The sum of the digits of a certain two-digit number is 7. Reversing its digits increase the number by 9. What is the number. Use x and y. Please help me!!!!
in the original number, let the unit digit be x, then tens digiti be y
so the original number is 10y + x
where x+y = 7
the number reversed will be 10x + y
new number - old number = 9
10x + y - (10y + x) = 9
9x - 9y = 9
or x-y = 1
x+y=7
x-y=1
add them
2x = 8
x = 4, then y = 3
the number is 10y+x = 34
check:
original number is 34
reversed number is 43
is the number increased by 9 ??? YES
is the sum of the digits 7 ??? YES
YEAHHH
thank you!! this really helped me sincemy parents are busy.
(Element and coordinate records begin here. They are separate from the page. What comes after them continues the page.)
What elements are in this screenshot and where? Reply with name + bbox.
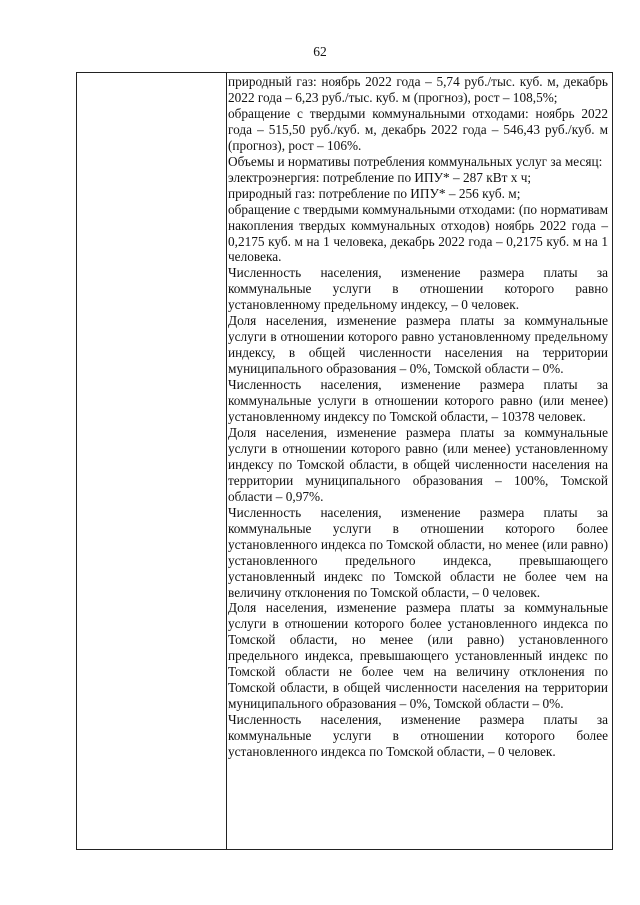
paragraph-population-limit-share: Доля населения, изменение размера платы за коммунальные услуги в отношении которого равно установленному предельному индексу, в общей численности населения на территории муниципального образования – 0%, Томской области – 0%. [228,313,608,377]
paragraph-waste-tariff: обращение с твердыми коммунальными отходами: ноябрь 2022 года – 515,50 руб./куб. м, декабрь 2022 года – 546,43 руб./куб. м (прогноз), рост – 106%. [228,105,608,153]
page-number: 62 [313,44,327,59]
right-cell [228,74,608,760]
paragraph-volumes-heading: Объемы и нормативы потребления коммунальных услуг за месяц: [228,153,603,169]
paragraph-population-above-index-count: Численность населения, изменение размера платы за коммунальные услуги в отношении которого более установленного индекса по Томской области, – 0 человек. [228,712,608,760]
left-cell [77,73,227,849]
paragraph-population-deviation-share: Доля населения, изменение размера платы за коммунальные услуги в отношении которого более установленного индекса по Томской области, но менее (или равно) установленного предельного индекса, превышающего установленный индекс по Томской области не более чем на величину отклонения по Томской области, в общей численности населения на территории муниципального образования – 0%, Томской области – 0%. [228,600,608,712]
paragraph-gas-tariff: природный газ: ноябрь 2022 года – 5,74 руб./тыс. куб. м, декабрь 2022 года – 6,23 руб./тыс. куб. м (прогноз), рост – 108,5%; [228,74,608,105]
paragraph-waste-volume: обращение с твердыми коммунальными отходами: (по нормативам накопления твердых коммунальных отходов) ноябрь 2022 года – 0,2175 куб. м на 1 человека, декабрь 2022 года – 0,2175 куб. м на 1 человека. [228,201,608,265]
paragraph-population-index-share: Доля населения, изменение размера платы за коммунальные услуги в отношении которого равно (или менее) установленному индексу по Томской области, в общей численности населения на территории муниципального образования – 100%, Томской области – 0,97%. [228,424,608,504]
paragraph-gas-volume: природный газ: потребление по ИПУ* – 256 куб. м; [228,185,521,201]
paragraph-population-index-count: Численность населения, изменение размера платы за коммунальные услуги в отношении которого равно (или менее) установленному индексу по Томской области, – 10378 человек. [228,377,608,425]
paragraph-population-limit-count: Численность населения, изменение размера платы за коммунальные услуги в отношении которого равно установленному предельному индексу, – 0 человек. [228,265,608,313]
content-table [76,72,613,850]
paragraph-electricity-volume: электроэнергия: потребление по ИПУ* – 287 кВт х ч; [228,169,532,185]
paragraph-population-deviation-count: Численность населения, изменение размера платы за коммунальные услуги в отношении которого более установленного индекса по Томской области, но менее (или равно) установленного предельного индекса, превышающего установленный индекс по Томской области не более чем на величину отклонения по Томской области, – 0 человек. [228,504,608,600]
The sum of the digits of a two-digit number is 7. The value of the number is 2 less than 12 times the tens digit. Find the number.
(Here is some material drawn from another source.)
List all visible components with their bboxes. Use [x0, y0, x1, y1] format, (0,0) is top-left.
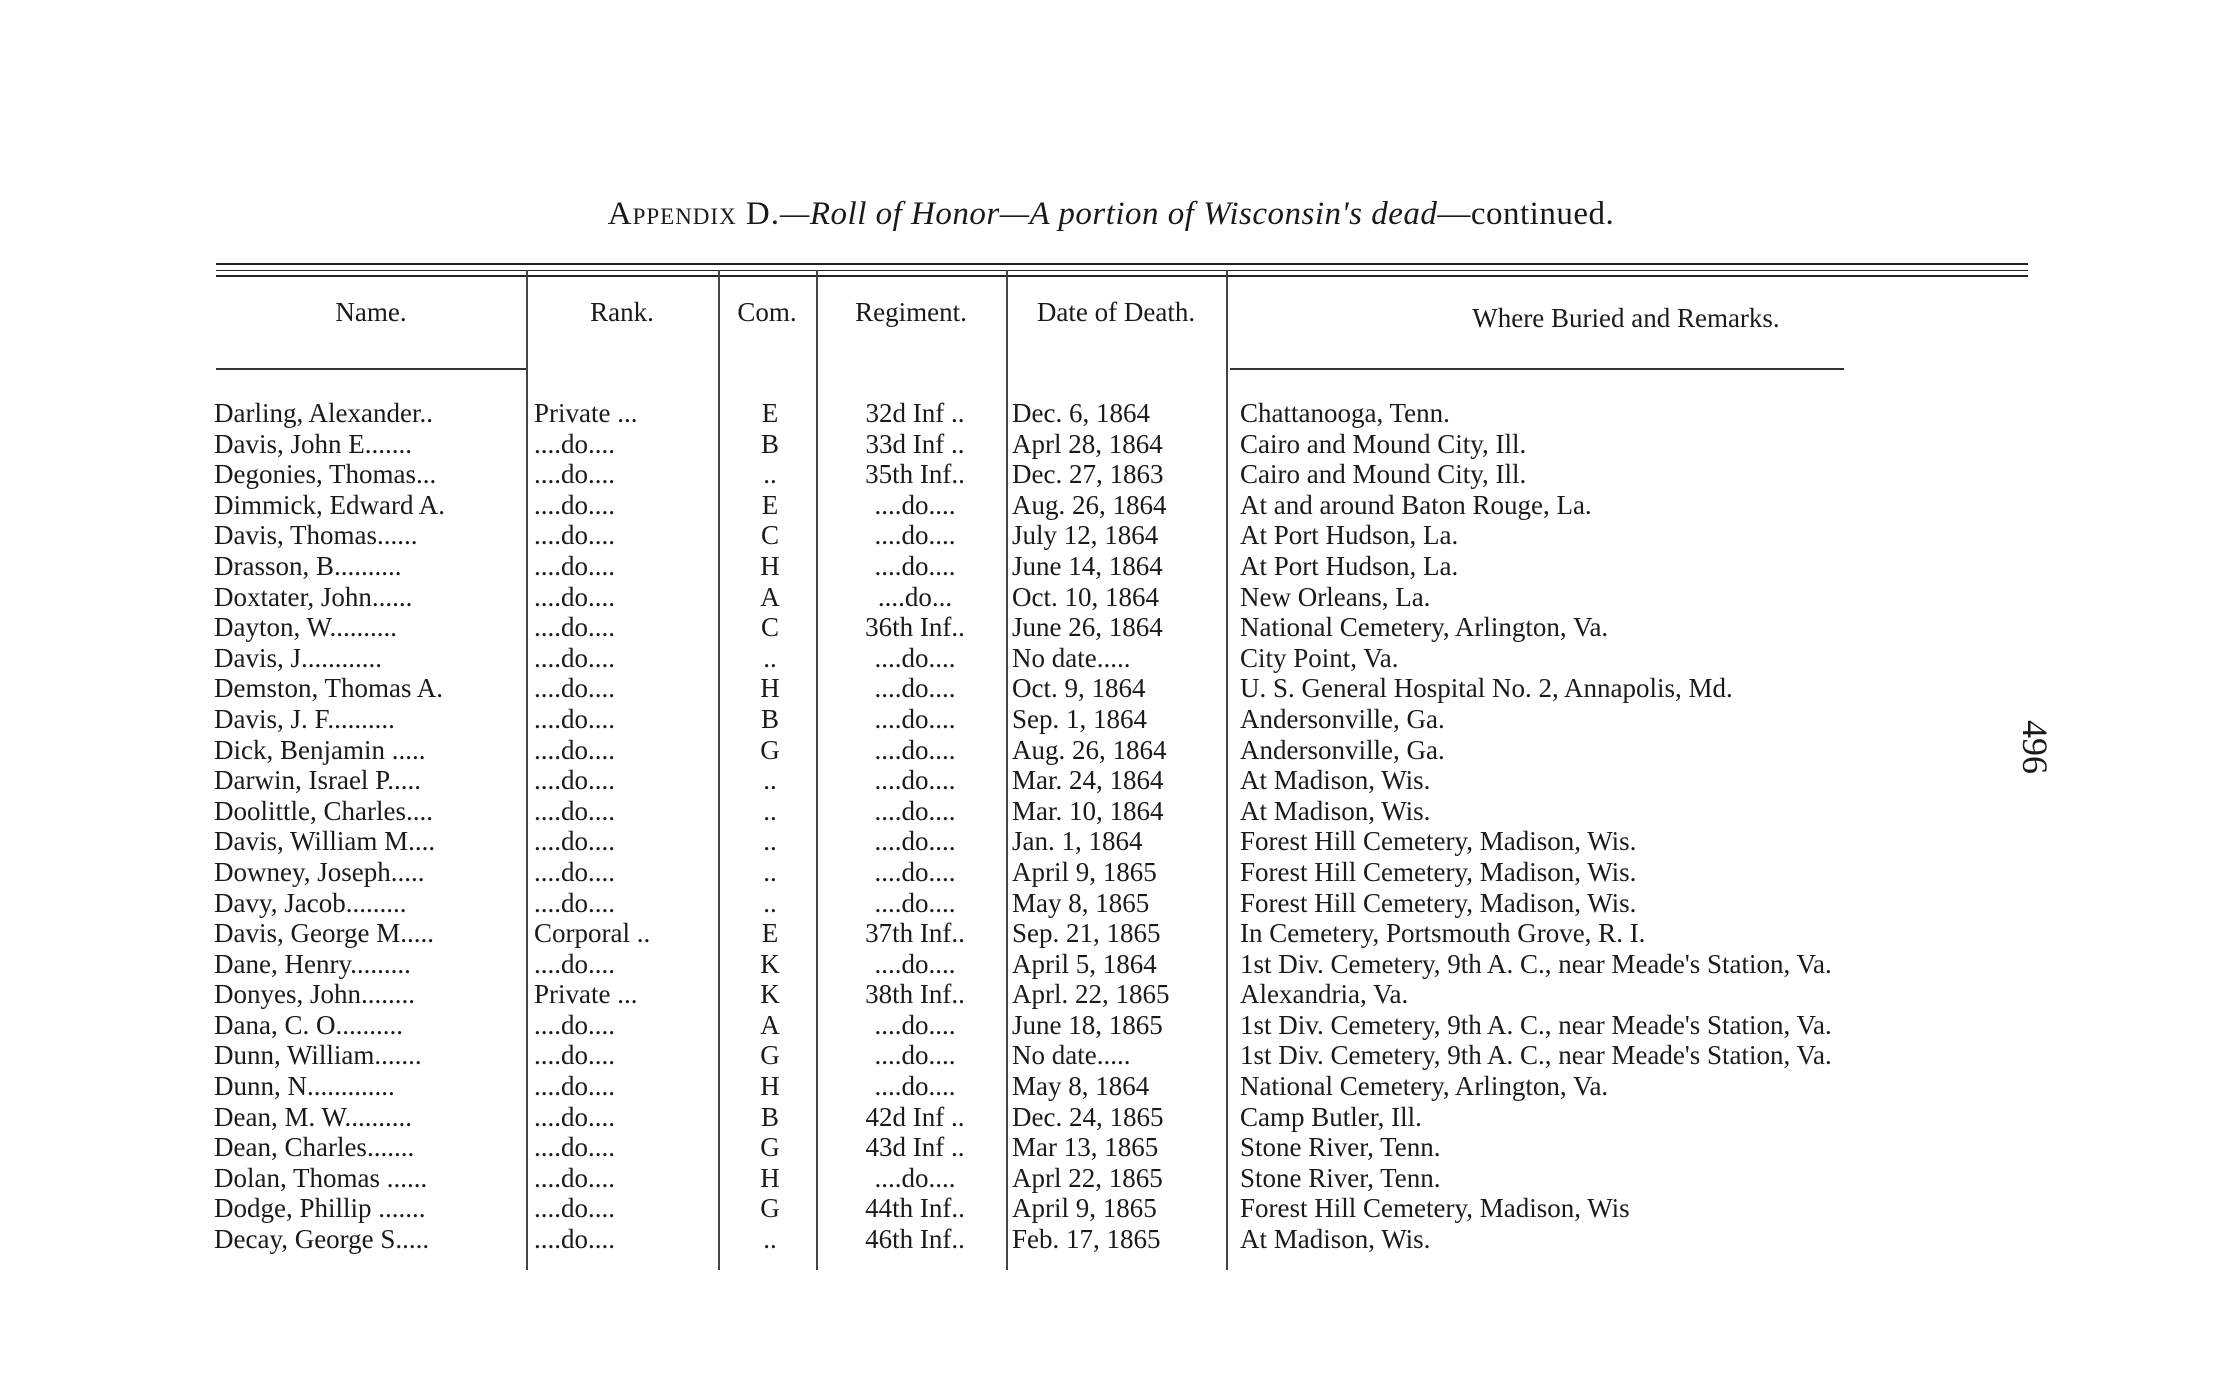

To solve this problem, let's use the variables "x" and "y" to represent the tens and ones digits of the two-digit number, respectively.
According to the problem, the sum of the digits is 7, so we can write the equation:
x + y = 7 ----(Equation 1)
Also, it is given that reversing the digits increases the number by 9. This means that the original number minus the reversed number equals 9. We can express this as:
(10x + y) - (10y + x) = 9
Simplifying this equation gives:
9x - 9y = 9
Dividing both sides by 9, we get:
x - y = 1 ----(Equation 2)
Now we have a system of linear equations with two unknowns. We can solve this system by substitution or elimination method. I will use the elimination method to find the values of x and y.
Adding Equation 1 and Equation 2, we get:
(x + y) + (x - y) = 7 + 1
2x = 8
Dividing both sides by 2, we find:
x = 4
Substituting the value of x back into Equation 1, we can solve for y:
4 + y = 7
y = 7 - 4
y = 3
So the tens digit (x) is 4, and the ones digit (y) is 3. Therefore, the number is 43.